I have been thinking a lot about anger lately, how it feels, what it means, rage vs anger, etc. My art therapist was like, "What does anger look like?" and hands me a box of oil pastels. Um, yeah, ok... huh? I have no idea. Good thing we ran out of time! But I've been thinking a lot about emotions lately and other things along with it since then. I've also been taking melatonin when I'm not tired just to go to bed because I don't want to do anything else. Not the greatest of things to do...


So the other night in a fit of frustration about wanting/not wanting to take that, I decided to do "BORED" instead of angry; because bored was easy. It took me a few hours to do, because my motor skills aren't the greatest, but I'm more then satisfied with the results. Except that well, I spelled lonely wrong. OOPS... The fact that the TE got cut off of INCOMPLE(TE) was completely accidental, I didn't have the spacing right, but I think that's GREAT!

Then because I liked itand was still in an introspective mood, I did "DEPRESSION" the next day.

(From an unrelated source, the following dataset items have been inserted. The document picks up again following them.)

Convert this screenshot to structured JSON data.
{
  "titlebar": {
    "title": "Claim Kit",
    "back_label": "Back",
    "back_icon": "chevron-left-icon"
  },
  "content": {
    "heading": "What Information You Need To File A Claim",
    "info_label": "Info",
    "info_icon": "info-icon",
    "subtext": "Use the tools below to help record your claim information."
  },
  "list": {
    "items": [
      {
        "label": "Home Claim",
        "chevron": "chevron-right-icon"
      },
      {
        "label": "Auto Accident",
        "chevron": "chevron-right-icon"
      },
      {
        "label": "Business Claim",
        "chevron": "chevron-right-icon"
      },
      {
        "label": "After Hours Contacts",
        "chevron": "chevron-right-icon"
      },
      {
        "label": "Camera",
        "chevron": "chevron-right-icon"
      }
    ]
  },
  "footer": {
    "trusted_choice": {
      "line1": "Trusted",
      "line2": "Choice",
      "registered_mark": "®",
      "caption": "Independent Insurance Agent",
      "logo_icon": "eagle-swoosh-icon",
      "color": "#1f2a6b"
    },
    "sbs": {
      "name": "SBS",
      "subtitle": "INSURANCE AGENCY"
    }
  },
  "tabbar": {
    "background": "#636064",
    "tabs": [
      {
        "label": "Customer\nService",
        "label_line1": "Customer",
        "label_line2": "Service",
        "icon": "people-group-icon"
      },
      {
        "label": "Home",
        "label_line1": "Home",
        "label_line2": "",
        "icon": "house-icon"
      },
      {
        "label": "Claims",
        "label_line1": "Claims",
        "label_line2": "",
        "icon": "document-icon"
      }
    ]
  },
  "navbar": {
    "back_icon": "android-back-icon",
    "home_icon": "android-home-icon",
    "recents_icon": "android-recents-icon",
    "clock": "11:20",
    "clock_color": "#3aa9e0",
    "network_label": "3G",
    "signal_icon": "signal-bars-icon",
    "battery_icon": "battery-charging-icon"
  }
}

Notice the difference in color. Significant I think, although not entirely thought through in that way.

And then I kept thinking about it, because I want to do "ANXIETY," but it's not entirely thought out yet. I thought about how if you did a quick word association with me things would come out not making any sense, because the first thing I think of these days when I think of depression is "atrophy."

This is something I don't think I've ever written about on this blog before. How for everyday you just lay around and don't weight bare (just walking to the bathroom and back doesn't count) it takes 3 days of moving around to gain back the muscle mass you lost. How nobody told me this, but I learned years ago when I was hanging out on Disaboom that using a wheelchair in general is a risk factor for osteoporosis, and that there were people with CP in their 50s that were still somewhat ambulatory that were falling and breaking things like 80 year olds fall and break things.

I didn't used to automatically think of "atrophy" when I thought of "depression," but somewhere in the last 4 years these thoughts got burned in my head, so that instead of getting myself out of bed, the last time I went through a decent depression I started taking calcium because I was concerned about what it was doing to my bone density. I don't want to break a hip when I'm 54; 54 is too young. Laying in bed all day, I'd concluded, was no different then sitting in a wheelchair all day.

So here's how it goes:
You say: DEPRESSION
I say: atrophy

You say: ANXIETY
I say: PAINFUL!

You say: MANIA
I say: EXHAUSTING!
Try looking those symptoms up in the DSM. They won't be there. But if you read these 2 old blog posts in combination with this one (if you haven't already), you'll begin to understand how my CP manifests itself in my mood disorder.


I've come to the conclusion over the last few years that I'm the epitome of "atypical" when it comes to bipolar. But what can I say, other then I'm ME! and I'm odd.

2 comments:

Matt said...

Yeah I don't have CP but I know what you mean by physical disabilities messing with your mental health because I have eye problems and sometimes there would be points where I was on the verge of losing vision and that helped precipitate my bipolar disorder.

I think doing the word association is a good thing though because it's healthy to bring things out in the open.